Oda sentì i consigli del Demone Prodigio bruciargli nelle orecchie con la sua voce piana e fastidiosamente ragionevole, un’eco remota e un sussurro che si infilarono come veleno nelle vene.

Per quanto la sua abilità sia latente, potrebbe giocarti brutte sorprese, insieme alla sua esperienza. 

E cosa dovrei fare, Dazai?

Il Fantasma Rosso scosse la testa per scacciare quei mormorii, quello spazio opaco, sfuocato, parole che formarono i colori e gli odori familiari di un pub, dove quei bigliettini scarabocchiati di istruzioni avevano preso le fattezze della spia che non poteva più uccidere e che insisteva nell’aiutarlo. 

Sparò a Verlaine senza pensarci un secondo di troppo.

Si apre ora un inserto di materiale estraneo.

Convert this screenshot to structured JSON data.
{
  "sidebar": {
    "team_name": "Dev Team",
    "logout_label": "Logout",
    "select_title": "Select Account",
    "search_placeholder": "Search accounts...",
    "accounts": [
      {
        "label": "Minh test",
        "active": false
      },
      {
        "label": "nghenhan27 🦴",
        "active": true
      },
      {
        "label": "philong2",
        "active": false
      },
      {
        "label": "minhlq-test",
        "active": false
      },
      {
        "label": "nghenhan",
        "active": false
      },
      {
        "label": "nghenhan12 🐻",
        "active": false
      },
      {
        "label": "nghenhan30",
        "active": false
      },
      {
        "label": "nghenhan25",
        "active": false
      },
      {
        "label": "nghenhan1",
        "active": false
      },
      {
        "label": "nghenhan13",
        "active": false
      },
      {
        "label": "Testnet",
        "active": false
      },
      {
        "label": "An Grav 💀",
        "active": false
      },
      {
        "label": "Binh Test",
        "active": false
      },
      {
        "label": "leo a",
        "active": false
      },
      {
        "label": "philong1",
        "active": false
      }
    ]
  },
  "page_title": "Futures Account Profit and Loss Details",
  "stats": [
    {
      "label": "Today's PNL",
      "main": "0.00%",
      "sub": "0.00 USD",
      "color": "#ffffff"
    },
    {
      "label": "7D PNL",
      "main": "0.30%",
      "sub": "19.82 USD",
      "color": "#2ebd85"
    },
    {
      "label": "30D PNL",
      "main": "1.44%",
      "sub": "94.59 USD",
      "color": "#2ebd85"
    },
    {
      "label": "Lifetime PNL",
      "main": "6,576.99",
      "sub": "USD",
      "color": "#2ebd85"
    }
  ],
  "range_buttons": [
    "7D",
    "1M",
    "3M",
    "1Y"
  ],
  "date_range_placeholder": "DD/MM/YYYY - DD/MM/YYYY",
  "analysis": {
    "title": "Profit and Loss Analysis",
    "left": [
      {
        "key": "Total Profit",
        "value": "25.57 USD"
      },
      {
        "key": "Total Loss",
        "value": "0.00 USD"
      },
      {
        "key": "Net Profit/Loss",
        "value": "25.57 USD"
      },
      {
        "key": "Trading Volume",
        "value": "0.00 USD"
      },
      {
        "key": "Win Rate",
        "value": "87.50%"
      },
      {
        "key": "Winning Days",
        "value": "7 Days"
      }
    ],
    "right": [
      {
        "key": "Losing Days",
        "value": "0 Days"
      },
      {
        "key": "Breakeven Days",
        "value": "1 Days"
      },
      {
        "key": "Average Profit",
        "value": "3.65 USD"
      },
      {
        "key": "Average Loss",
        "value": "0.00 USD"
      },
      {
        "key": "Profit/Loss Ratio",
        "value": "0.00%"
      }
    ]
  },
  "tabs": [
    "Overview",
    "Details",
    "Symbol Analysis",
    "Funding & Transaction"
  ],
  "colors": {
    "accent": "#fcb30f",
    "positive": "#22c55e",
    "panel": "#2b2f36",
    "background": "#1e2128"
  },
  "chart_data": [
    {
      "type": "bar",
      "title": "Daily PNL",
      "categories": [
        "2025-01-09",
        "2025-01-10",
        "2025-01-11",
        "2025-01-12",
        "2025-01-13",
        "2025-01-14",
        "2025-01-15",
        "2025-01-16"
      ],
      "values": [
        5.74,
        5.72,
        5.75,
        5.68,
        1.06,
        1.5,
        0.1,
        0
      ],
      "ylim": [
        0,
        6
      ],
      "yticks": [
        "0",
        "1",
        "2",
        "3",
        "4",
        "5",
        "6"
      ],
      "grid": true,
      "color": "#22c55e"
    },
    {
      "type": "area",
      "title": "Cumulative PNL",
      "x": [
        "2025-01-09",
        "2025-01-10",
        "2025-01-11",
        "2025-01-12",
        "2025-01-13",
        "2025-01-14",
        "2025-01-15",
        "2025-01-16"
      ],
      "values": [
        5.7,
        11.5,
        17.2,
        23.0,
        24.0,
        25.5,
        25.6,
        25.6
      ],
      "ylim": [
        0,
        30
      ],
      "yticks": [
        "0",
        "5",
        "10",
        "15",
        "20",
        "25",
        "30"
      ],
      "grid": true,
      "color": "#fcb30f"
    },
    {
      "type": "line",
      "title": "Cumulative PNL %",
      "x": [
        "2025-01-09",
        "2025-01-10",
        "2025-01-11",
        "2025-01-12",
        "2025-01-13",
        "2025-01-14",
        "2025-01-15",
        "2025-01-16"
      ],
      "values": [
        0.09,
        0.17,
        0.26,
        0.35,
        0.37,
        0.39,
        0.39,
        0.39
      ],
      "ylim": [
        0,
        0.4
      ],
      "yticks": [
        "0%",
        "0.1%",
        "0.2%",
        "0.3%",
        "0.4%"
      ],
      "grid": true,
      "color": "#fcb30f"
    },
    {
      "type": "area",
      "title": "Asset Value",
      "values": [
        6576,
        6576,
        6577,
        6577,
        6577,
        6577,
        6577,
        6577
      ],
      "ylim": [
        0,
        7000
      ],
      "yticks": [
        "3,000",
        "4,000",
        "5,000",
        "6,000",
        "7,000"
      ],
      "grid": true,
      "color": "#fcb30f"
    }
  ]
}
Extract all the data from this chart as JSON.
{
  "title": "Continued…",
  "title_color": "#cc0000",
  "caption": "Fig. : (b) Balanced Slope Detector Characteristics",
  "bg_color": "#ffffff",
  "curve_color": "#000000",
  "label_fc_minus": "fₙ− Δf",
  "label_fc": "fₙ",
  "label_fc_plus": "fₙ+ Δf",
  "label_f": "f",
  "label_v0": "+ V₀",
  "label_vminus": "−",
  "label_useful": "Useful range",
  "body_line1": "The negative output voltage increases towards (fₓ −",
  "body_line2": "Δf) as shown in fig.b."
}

Un proiettile dovuto più al bisogno di disobbedire e rimarcare la propria indipendenza da quell’ausilio insidioso, che una reale volontà di colpire. 

Il francese lo evitò come avrebbe fatto con un insetto, fissando il suo ospite con un’occhiata risentita. 

«Non sei all’altezza della tua fama se ti comporti così, Sakunosuke

Il nome vibrò nell’aria ferma, come un vessillo strappato che lentamente si depositava a terra. Ad Oda arrivò come un’altra nota già sentita.

Ora i tuoi occhi sono esattamente come i miei. Benvenuto nel nostro mondo, Sakunosuke.

Oda-kun… si dice in giro che tu non abbia mai ucciso nessuno con quella pistola. Come mai? 

Un leggero e persistente accento francese e un’insinuazione travestita da domanda, entrambe polvere negli angoli della sua mente che non se ne andava mai. Tenne a bada l’istinto contro le voci frenetiche che stavano plasmando le sue ombre.

«Devi avere un banchetto di demoni chiassosi in testa, dico bene?» mormorò Verlaine, riacquistando i suoi modi suadenti, quasi gentili, mentre faceva scivolare una seconda lama nella mano libera. «Posso sentire i battiti del tuo cuore da qui.»

Oda non replicò, a tratti neanche lo ascoltò. 

Aggiralo. Non batterti con lui. Rendilo impossibilitato a colpirti o seguirti. 

Smettila, Dazai.

«Non sono interessato alle beghe di Mori-san e ai suoi scheletri nell’armadio» riprese l’ex spia europea. «Tuttavia, di sopra ti sta aspettando il mio fratellino e lo hai già ridotto male una volta. Non mi sono rimaste molte ragioni di divertimento al mondo, quindi vorrei evitare di perdere la più importante.» 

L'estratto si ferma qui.